A TechCrunch post detailed the surges of traffic to Al Jazeera outlets when former Egyptiain rule Hosni Mubarak resigned. And it turns out that during the heaviest surge, more than 70 percent of Al Jazeera's web traffic came as referrals from social media. And where did most of the referrals come from? Not Facebook, but Twitter. This is interesting because I've read that Facebook was the big driver for local organizers in Tunisia, not Twitter. But for Western news consumers, Twitter seems to be in the vanguard.

2. And Al Jazeera may also revolutionize the moribund US news biz. Demand is sky high for Al Jazeera English - even though it is available in only 3 million homes in the US. But people are finding it through its website, through YouTube and through set-top boxes like Roku. From the Guardian:

The Qatar-based channel's acclaimed coverage of the Egyptian crisis has been referred to as the broadcaster's "CNN moment", doing for al-Jazeera English what the first Gulf war did for CNN, pushing it to the forefront of the public's consciousness. Put simply, must-see TV. Now the challenge is to translate the plaudits into the major cable or satellite distribution deal the channel has long sought without success in the US ...

With China investing $7bn in foreign language media, we may also be witnessing the beginning of a shift, albeit slight, in the nature of global TV news and debate.
In a landscape dominated by partisan talk - see Fox News (right) and MSNBC (left-ish) - and with CNN seen as largely ineffective, Al Jazeera seems to be finding the strongest niche of all - the good reporting, hard news niche.

That this is happening in a country that demonized Al Jazeera during the Iraq War, in which its public perception was that of terrorist accomplice, is really something. It either speaks to changing American attitudes or a serious void in the American media scene.

3. There is another component to Twitter and Al Jazeera - the English one. As English becomes more and more widely spoken, it provides a larger platform for a tweet from Tunisia or a news outlet from the Middle East.

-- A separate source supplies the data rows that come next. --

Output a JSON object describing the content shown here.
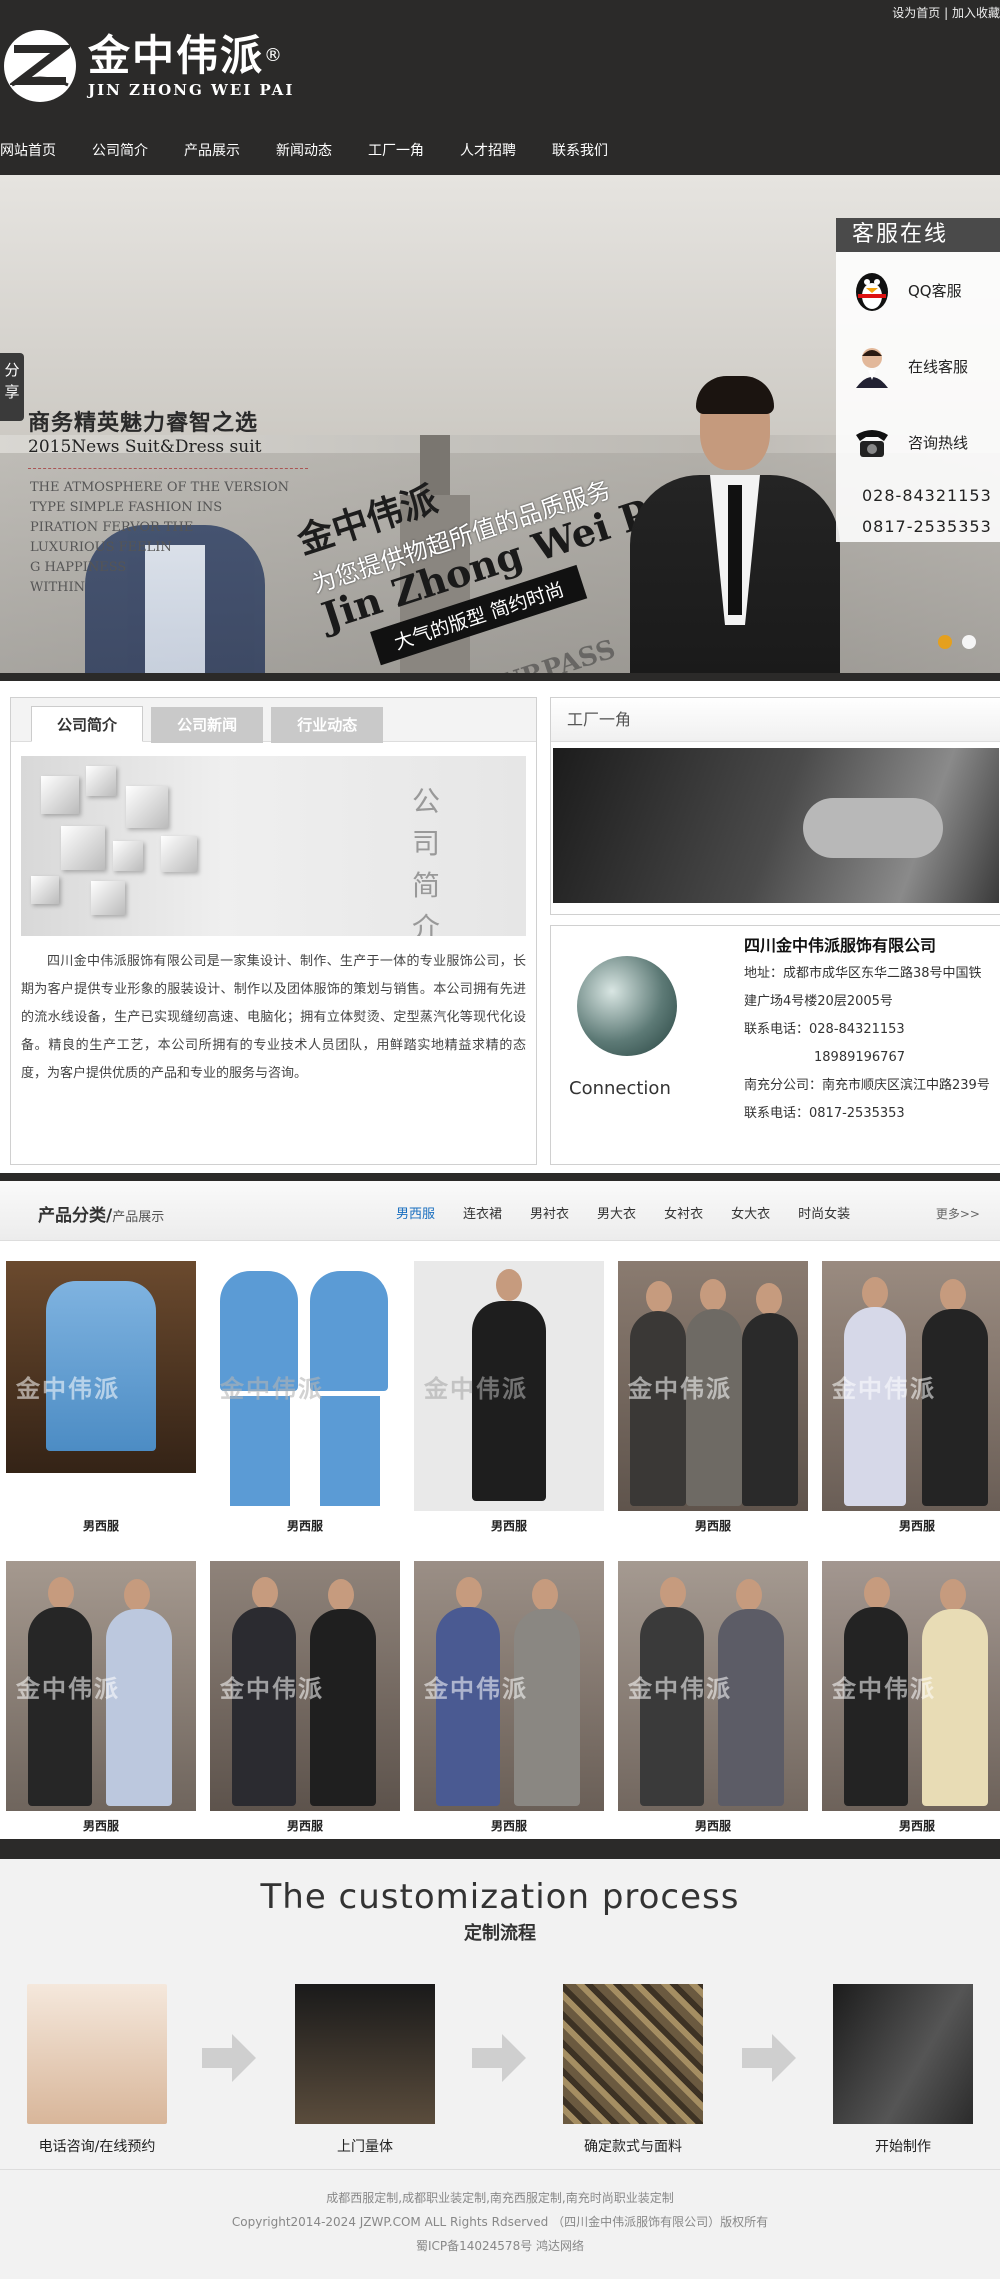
{
  "header": {
    "top_links": [
      "设为首页",
      "|",
      "加入收藏"
    ],
    "logo_cn": "金中伟派",
    "logo_reg": "®",
    "logo_en": "JIN ZHONG WEI PAI",
    "nav": [
      "网站首页",
      "公司简介",
      "产品展示",
      "新闻动态",
      "工厂一角",
      "人才招聘",
      "联系我们"
    ]
  },
  "banner": {
    "share": "分享",
    "title": "商务精英魅力睿智之选",
    "subtitle": "2015News Suit&Dress suit",
    "paragraph": "THE ATMOSPHERE OF THE VERSION\nTYPE SIMPLE FASHION INS\nPIRATION FERVOR THE\nLUXURIOUS FEELIN\nG HAPPINESS\nWITHIN",
    "slogan_brand": "金中伟派",
    "slogan_sub": "为您提供物超所值的品质服务",
    "slogan_en": "Jin Zhong Wei Pai",
    "slogan_bar": "大气的版型  简约时尚",
    "ghost": "SURPASS"
  },
  "service": {
    "title": "客服在线",
    "qq": "QQ客服",
    "online": "在线客服",
    "hotline": "咨询热线",
    "phones": [
      "028-84321153",
      "0817-2535353"
    ]
  },
  "intro": {
    "tabs": [
      "公司简介",
      "公司新闻",
      "行业动态"
    ],
    "caption": "公司简介",
    "text": "四川金中伟派服饰有限公司是一家集设计、制作、生产于一体的专业服饰公司，长期为客户提供专业形象的服装设计、制作以及团体服饰的策划与销售。本公司拥有先进的流水线设备，生产已实现缝纫高速、电脑化；拥有立体熨烫、定型蒸汽化等现代化设备。精良的生产工艺，本公司所拥有的专业技术人员团队，用鲜踏实地精益求精的态度，为客户提供优质的产品和专业的服务与咨询。"
  },
  "factory": {
    "title": "工厂一角"
  },
  "contact": {
    "globe_word": "Connection",
    "company": "四川金中伟派服饰有限公司",
    "address": "地址：成都市成华区东华二路38号中国铁建广场4号楼20层2005号",
    "phone_label": "联系电话：028-84321153",
    "phone2": "18989196767",
    "branch": "南充分公司：南充市顺庆区滨江中路239号",
    "branch_phone": "联系电话：0817-2535353"
  },
  "products": {
    "heading": "产品分类/",
    "heading_small": "产品展示",
    "categories": [
      "男西服",
      "连衣裙",
      "男衬衣",
      "男大衣",
      "女衬衣",
      "女大衣",
      "时尚女装"
    ],
    "more": "更多>>",
    "items": [
      "男西服",
      "男西服",
      "男西服",
      "男西服",
      "男西服",
      "男西服",
      "男西服",
      "男西服",
      "男西服",
      "男西服"
    ]
  },
  "process": {
    "title": "The customization process",
    "subtitle": "定制流程",
    "steps": [
      "电话咨询/在线预约",
      "上门量体",
      "确定款式与面料",
      "开始制作"
    ]
  },
  "footer": {
    "line1": "成都西服定制,成都职业装定制,南充西服定制,南充时尚职业装定制",
    "line2": "Copyright2014-2024 JZWP.COM ALL Rights Rdserved （四川金中伟派服饰有限公司）版权所有",
    "line3": "蜀ICP备14024578号 鸿达网络"
  },
  "colors": {
    "dark": "#2b2a29",
    "accent_blue": "#1a6fbf",
    "dot_active": "#e5a01e"
  }
}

I discovered this in a comment by statica from another Guardian piece:

How much more powerfully would international support for the protests in Tianamen Square, those crying for help in Rwanda or Sarajevo, have been raised if individuals around the world could have had access to specific images & statements put out by people on the inside?

I guess we're finding that out now.

Much of this is relevant to us here as communicators in Sweden. The English bit. The global platform (opportunity for people up in the far north). The role of technology and news in ordering our societies.

I wonder what more we will find out tomorrow. No matter what it is, we'll probably see it on Al Jazeera.